Mobile Publishing: Update Januar 2015

Kaum hat das neue Jahr so richtig begonnen, schon zeigt es, dass die Dynamik der digitalen Transformation kaum abnehmen wird. Einige Startups und Digitalfirmen, denen wir Erfolg gewünscht hatten, haben aufgeben müssen. Auf der anderen Seite des Atlantik aber hat die diesjährige Digital Book World viele beachtenswerte Ansätze gezeigt, die wir gespannt verfolgen. Und wie jeden Monat geben wir einen kompakten Überblick über die zentralen Trends und News im digitalen Publizieren:

So entwickelt sich der Markt

App-Store-Trends: Wie immer am Anfang des Jahres gibt es neue Zahlen für die App-Stores und ihre Umsätze.
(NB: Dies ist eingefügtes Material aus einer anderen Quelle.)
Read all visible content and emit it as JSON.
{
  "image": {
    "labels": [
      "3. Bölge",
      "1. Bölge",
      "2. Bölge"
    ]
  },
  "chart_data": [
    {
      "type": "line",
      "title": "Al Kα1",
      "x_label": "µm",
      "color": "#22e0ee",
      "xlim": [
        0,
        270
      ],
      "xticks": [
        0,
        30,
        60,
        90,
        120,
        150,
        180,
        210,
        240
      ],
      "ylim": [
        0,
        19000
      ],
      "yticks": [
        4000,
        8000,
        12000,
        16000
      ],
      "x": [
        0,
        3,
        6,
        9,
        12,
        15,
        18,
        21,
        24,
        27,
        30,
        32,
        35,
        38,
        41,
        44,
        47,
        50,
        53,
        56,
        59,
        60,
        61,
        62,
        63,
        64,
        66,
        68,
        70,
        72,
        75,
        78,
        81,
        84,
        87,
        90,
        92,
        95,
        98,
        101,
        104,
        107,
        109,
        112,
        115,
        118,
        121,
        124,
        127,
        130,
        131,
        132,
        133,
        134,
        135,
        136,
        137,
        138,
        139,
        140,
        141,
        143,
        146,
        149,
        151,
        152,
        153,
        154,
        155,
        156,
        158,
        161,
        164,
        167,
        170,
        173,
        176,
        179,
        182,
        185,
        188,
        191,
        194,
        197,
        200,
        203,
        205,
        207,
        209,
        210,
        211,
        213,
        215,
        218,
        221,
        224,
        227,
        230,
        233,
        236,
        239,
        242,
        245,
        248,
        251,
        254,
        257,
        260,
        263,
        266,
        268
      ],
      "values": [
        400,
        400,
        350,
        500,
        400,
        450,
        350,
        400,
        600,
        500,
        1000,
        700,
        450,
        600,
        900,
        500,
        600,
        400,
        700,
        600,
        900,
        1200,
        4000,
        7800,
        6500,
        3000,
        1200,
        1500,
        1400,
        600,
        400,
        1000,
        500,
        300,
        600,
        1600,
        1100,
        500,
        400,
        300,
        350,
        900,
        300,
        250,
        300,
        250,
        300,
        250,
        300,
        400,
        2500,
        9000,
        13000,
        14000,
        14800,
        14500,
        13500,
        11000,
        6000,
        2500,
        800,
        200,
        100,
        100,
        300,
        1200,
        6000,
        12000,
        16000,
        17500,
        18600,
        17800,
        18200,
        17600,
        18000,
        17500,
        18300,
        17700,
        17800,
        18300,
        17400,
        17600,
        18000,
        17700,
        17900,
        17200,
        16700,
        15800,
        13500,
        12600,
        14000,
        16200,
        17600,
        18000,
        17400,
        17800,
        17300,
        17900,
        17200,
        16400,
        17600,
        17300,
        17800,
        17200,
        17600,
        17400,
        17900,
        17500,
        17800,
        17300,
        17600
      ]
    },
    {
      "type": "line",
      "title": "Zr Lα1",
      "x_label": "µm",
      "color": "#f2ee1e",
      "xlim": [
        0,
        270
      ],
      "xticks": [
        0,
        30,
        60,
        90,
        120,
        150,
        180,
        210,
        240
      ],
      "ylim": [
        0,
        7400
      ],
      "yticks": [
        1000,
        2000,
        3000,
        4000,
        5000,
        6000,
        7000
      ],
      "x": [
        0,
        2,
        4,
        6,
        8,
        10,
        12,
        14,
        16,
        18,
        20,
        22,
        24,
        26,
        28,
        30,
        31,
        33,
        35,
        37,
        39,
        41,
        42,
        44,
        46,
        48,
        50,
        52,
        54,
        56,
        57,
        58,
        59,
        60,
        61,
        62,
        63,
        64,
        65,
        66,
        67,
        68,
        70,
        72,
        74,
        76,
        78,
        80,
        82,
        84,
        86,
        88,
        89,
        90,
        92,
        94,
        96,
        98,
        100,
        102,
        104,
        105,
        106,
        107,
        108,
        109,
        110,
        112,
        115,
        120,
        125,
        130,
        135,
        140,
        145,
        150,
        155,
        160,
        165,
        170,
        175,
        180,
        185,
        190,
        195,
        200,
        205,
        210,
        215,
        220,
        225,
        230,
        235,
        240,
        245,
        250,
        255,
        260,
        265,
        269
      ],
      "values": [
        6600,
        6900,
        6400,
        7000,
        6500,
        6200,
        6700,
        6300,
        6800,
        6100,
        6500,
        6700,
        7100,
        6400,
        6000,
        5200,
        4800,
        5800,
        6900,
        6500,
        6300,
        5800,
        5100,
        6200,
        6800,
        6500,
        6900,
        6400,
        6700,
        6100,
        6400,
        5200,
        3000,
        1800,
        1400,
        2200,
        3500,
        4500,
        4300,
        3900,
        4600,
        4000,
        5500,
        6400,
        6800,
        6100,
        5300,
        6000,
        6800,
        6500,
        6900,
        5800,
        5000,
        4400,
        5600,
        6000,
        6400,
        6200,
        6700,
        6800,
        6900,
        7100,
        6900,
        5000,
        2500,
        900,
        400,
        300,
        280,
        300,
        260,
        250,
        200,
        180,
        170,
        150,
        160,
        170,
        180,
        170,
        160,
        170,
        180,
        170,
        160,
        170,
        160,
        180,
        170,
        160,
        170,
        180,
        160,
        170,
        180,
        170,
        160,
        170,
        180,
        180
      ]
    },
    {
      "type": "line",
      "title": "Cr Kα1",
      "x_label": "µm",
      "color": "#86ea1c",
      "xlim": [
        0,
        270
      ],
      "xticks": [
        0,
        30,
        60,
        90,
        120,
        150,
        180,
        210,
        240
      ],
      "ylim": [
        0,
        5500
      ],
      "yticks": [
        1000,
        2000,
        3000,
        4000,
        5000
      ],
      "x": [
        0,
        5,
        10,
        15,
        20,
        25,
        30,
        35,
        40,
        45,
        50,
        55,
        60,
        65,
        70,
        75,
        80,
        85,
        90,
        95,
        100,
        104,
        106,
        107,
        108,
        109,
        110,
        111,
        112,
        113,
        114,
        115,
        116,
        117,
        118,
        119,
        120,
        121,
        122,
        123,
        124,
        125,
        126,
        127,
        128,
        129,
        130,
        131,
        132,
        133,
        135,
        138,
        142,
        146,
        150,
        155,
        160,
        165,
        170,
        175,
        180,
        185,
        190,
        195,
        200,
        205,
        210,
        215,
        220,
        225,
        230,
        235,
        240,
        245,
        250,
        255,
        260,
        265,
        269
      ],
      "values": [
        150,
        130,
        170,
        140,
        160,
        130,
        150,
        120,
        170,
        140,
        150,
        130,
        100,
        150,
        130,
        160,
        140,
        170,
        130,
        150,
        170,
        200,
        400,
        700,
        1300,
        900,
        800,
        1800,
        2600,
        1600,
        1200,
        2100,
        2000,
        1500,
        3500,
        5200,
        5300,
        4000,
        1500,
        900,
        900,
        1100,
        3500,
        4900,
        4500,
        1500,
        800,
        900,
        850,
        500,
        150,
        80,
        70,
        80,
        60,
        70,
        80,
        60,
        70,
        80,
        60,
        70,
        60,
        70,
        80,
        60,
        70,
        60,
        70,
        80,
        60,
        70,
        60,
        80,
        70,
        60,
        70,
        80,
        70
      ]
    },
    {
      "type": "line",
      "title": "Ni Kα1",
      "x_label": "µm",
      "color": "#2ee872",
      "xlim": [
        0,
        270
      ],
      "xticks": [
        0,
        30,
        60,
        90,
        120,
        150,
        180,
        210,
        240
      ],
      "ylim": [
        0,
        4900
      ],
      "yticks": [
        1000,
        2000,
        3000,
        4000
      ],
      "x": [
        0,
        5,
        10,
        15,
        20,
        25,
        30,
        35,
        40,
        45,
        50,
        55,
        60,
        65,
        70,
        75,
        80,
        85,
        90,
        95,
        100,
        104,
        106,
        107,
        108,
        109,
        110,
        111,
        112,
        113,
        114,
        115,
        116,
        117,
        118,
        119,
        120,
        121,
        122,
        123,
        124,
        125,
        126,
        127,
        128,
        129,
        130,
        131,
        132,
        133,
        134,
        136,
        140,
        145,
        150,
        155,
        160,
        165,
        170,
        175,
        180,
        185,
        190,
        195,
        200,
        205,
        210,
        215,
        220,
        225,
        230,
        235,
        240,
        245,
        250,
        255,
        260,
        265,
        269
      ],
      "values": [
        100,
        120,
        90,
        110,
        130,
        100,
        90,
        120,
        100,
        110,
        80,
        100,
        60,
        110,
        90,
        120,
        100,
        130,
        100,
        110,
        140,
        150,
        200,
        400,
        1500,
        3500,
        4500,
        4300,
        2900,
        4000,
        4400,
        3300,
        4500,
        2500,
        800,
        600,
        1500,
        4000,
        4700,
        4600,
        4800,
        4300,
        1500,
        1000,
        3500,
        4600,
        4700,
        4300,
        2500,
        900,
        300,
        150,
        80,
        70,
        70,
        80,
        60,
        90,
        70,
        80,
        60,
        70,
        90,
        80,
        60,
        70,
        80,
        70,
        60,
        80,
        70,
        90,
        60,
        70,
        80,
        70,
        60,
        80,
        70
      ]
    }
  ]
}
Der US-Analytics-Anbieter App Annie präsentiert dazu seinen App-Store-Report für 2014, den Überblick dazu gibt es bei TechCrunch, die komplette Studie zum kostenlosen Download direkt auf der App Annie-Seite. AppFigures, ein weiterer Analytics-Anbieter für Apps, zeigt auf seinem Blog, wie der Google Play Store mittlerweile gegenüber dem iOS-App-Store aufgeholt hat, was die Zahl der Apps und der Downloads angeht. Leider schweigt sich AppFigures nur über einen entscheidenden Faktor aus: die dazugehörigen Umsätze…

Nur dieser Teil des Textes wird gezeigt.